A cortical circular ring, representing the end-on view of the hook of the hamate on standard PA views, may be missing on injury radiographs. When images demonstrate increased sclerosis around the circular ring, a nondisplaced nonunion should be considered. The fourth and fifth metacarpals must be inspected for injury or dislocation, especially on PA and lateral images. A CT scan is used when suspicion is high for an occult fracture versus an anatomic variant, the os hamuli ( Fig. 74-13 ). If CT is not available, specialized radiographic views can assist with diagnosis and include (1) the carpal tunnel view, (2) the supinated oblique view with the wrist in dorsiflexion, and (3) the lateral view through the first web with the thumb abducted ( Fig. 74-14 ).
Displaced hamate body fractures are treated with open reduction and internal fixation. Despite reports that strength diminishes with removal of the hamate hook, we prefer hook excision for both acute fractures and nonunion. Excision, in our experience, offers a predictable outcome—a mild loss of grip that does not seem to adversely affect even professional athletes and allows early return to play.

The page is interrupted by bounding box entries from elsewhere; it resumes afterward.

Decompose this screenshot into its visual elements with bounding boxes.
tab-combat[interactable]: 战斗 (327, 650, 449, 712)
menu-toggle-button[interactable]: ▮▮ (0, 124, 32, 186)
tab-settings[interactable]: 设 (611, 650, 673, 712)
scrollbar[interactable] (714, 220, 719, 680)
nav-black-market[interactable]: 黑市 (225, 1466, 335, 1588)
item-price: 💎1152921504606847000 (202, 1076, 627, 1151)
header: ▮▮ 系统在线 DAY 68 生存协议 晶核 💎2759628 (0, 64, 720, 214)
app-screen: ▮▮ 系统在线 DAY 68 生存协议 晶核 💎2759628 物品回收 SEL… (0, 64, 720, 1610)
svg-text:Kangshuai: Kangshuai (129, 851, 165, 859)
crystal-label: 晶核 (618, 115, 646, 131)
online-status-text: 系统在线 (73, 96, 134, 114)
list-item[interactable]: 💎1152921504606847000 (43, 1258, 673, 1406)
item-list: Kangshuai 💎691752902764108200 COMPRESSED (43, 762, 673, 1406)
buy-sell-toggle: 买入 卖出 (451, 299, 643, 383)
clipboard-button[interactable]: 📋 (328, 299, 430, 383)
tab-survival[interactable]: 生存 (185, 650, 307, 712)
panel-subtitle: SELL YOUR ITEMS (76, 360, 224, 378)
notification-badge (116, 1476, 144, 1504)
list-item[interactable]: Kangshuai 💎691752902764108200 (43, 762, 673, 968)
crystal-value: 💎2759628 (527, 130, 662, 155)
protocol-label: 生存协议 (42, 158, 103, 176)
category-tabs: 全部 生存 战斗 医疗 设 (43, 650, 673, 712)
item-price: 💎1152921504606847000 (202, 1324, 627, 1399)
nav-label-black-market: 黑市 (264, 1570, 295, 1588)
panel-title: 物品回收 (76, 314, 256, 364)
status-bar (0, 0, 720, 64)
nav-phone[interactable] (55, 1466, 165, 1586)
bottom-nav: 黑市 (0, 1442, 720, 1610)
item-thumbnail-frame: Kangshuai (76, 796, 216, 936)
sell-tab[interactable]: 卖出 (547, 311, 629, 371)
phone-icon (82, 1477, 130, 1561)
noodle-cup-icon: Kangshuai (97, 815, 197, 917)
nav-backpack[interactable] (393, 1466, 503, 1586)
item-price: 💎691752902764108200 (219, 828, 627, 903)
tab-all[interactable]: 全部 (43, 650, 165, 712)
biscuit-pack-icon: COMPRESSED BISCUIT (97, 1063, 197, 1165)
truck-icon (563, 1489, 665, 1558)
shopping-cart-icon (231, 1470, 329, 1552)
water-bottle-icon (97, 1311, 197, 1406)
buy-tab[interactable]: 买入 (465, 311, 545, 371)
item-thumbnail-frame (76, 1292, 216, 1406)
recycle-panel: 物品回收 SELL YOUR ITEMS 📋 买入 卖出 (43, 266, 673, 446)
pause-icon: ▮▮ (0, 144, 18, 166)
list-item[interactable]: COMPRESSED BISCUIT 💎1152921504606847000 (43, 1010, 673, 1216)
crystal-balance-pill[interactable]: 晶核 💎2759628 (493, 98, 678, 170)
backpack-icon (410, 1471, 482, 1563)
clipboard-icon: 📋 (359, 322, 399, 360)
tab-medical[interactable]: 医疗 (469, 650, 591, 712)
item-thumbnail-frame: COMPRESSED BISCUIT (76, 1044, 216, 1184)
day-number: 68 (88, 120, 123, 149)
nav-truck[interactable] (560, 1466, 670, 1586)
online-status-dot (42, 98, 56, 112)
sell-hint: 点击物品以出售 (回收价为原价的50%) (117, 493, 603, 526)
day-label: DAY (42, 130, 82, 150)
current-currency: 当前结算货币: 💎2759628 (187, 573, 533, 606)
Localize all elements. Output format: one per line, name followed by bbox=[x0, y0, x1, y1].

When approaching the hook of the hamate, particular attention should be directed to the proximity of the deep motor branch of the ulnar nerve. An S-shaped incision is centered over the hook. We avoid crossing the wrist flexion creases to minimize scar sensitivity and facilitate return to play. The ulnar nerve and artery are dissected proximal to distal toward the hook. The ulnar motor branch, which exits dorsal and ulnar to the ulnar nerve proper, dives deep as it travels in a radial direction toward and around the ulnar border of the hamate hook. Once mobilized and retracted, the hook can be exposed; the periosteum is elevated, and the hook is uncovered. Removal of the entire hook is preferred to avoid irritating the adjacent flexor tendons with residual exposed bone ( Fig. 74-15 ).